“I’m looking forward to working with one of our top recruits this cycle, Jim Banks, to keep Indiana red in 2024,” said the NRSC’s new chair, Sen. Steve Daines (R-Mont.), in a statement on the committee’s website after former Indiana Governor Mitch Daniels announced his decision not to run for the seat.
Banks is seeking to fill the seat now held by Sen. Mike Braun (R-Ind.), who will run for Indiana governor in 2024.
Daines’ predecessor at the helm of Senate Republicans’ campaign arm, Sen. Rick Scott (R-Fla.), did not endorse candidates during the 2022 primaries.
The committee’s strategic maneuvers are playing out against the backdrop of Senate Republicans’ lackluster performance during the midterms.
Senate Minority Leader Mitch McConnell (R-Ky.) singled out Trump’s endorsements in the cycle for criticism.

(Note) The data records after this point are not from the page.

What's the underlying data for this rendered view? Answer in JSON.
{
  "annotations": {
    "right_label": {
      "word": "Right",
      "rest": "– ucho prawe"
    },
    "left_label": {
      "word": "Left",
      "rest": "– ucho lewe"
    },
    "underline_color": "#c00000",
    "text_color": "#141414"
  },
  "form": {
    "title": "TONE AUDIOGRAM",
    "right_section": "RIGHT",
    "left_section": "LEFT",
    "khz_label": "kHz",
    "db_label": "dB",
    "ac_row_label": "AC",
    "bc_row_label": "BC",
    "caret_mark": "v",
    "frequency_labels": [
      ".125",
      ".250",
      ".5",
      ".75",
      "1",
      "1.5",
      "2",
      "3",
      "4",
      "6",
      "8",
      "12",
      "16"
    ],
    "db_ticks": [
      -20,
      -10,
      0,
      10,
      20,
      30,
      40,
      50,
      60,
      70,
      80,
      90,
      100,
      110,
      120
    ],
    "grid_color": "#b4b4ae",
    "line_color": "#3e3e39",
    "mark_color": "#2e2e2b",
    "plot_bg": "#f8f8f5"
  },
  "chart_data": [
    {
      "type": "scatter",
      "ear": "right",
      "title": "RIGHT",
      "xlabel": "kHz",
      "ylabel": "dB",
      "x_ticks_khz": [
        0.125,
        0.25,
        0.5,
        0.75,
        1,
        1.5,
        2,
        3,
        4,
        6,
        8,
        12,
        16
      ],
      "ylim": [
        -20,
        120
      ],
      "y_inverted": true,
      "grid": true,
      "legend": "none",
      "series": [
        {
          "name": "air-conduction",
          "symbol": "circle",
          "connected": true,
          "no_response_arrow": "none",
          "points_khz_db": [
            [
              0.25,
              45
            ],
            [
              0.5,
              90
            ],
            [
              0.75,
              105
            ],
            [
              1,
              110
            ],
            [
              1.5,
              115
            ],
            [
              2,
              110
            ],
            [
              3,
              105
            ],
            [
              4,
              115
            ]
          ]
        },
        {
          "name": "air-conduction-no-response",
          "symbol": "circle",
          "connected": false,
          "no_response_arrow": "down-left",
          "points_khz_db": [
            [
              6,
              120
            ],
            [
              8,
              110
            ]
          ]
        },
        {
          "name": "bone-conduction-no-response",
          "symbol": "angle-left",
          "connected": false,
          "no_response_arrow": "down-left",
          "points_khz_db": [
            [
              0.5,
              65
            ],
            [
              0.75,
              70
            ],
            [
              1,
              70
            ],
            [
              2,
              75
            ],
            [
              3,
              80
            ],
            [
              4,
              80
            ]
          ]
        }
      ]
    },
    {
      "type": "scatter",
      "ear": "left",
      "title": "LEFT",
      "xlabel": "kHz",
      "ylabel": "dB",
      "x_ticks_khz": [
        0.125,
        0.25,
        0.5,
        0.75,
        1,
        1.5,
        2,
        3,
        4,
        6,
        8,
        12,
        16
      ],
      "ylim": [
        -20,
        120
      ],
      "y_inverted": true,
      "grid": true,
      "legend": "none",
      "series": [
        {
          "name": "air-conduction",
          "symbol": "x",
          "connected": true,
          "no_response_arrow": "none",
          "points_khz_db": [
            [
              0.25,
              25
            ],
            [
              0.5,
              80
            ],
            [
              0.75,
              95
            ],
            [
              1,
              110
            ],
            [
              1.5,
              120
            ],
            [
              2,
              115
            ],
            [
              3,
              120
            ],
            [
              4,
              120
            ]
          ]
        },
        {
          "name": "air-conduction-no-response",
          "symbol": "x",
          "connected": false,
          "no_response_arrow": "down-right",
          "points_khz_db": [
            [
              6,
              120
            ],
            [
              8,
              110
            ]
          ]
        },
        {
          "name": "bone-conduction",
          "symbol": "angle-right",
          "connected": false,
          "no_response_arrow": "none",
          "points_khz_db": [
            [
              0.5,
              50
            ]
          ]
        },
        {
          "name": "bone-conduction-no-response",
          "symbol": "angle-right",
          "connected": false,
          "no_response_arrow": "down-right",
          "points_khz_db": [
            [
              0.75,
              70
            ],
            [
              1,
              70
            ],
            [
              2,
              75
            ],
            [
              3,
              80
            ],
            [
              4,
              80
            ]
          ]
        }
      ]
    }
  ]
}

“Our ability to control the primary outcome was quite limited in 2022 because the support of the former president proved to be very decisive in these primaries.
The Montana senator said the former commander-in-chief “helped our party raise a lot of money” and “energized our base.”
Against the “candidate quality” narrative, some have argued that Republican insiders did not do enough to support all of the men and women backed by Trump.
In November 2022, Arizona Senate candidate Blake Masters told Fox News’ Tucker Carlson that McConnell’s spending against Alaska Republican Senate primary candidate Kelly Tshibaka showed the longtime Kentucky lawmaker was “incompetent.”
Masters also criticized McConnell for the Senate Leadership Fund’s financial decisions in the run-up to November’s election.
The Super PAC opted to channel money away from Masters’ Arizona contest, which pitted the Silicon Valley venture capitalist against incumbent Sen. Mark Kelly (D-Ariz.), a retired astronaut.
“Had he [McConnell] chosen to spend money in Arizona, this race would be over, and we would be celebrating a Senate majority,” he said.
For now, though, Rep. Banks’ (R-Ind.) success in garnering support from other Republicans doesn’t exactly seem like a blow to Trump’s influence on the GOP—a party that the former president has significantly reshaped through his rhetoric on trade, immigration, and “the Swamp” of permanent Washington.
While the field looked more crowded in December, no other major contender emerged on the Republican side. Daines’ endorsement looks less risky.
Banks, a conservative congressman who supported Trump’s 2020 presidential candidacy, invited the former president to campaign with him in a January 2023 interview with the Daily Mail.
He also declared his support for Trump’s 2024 presidential bid.
The Epoch Times has reached out to Daines for comment.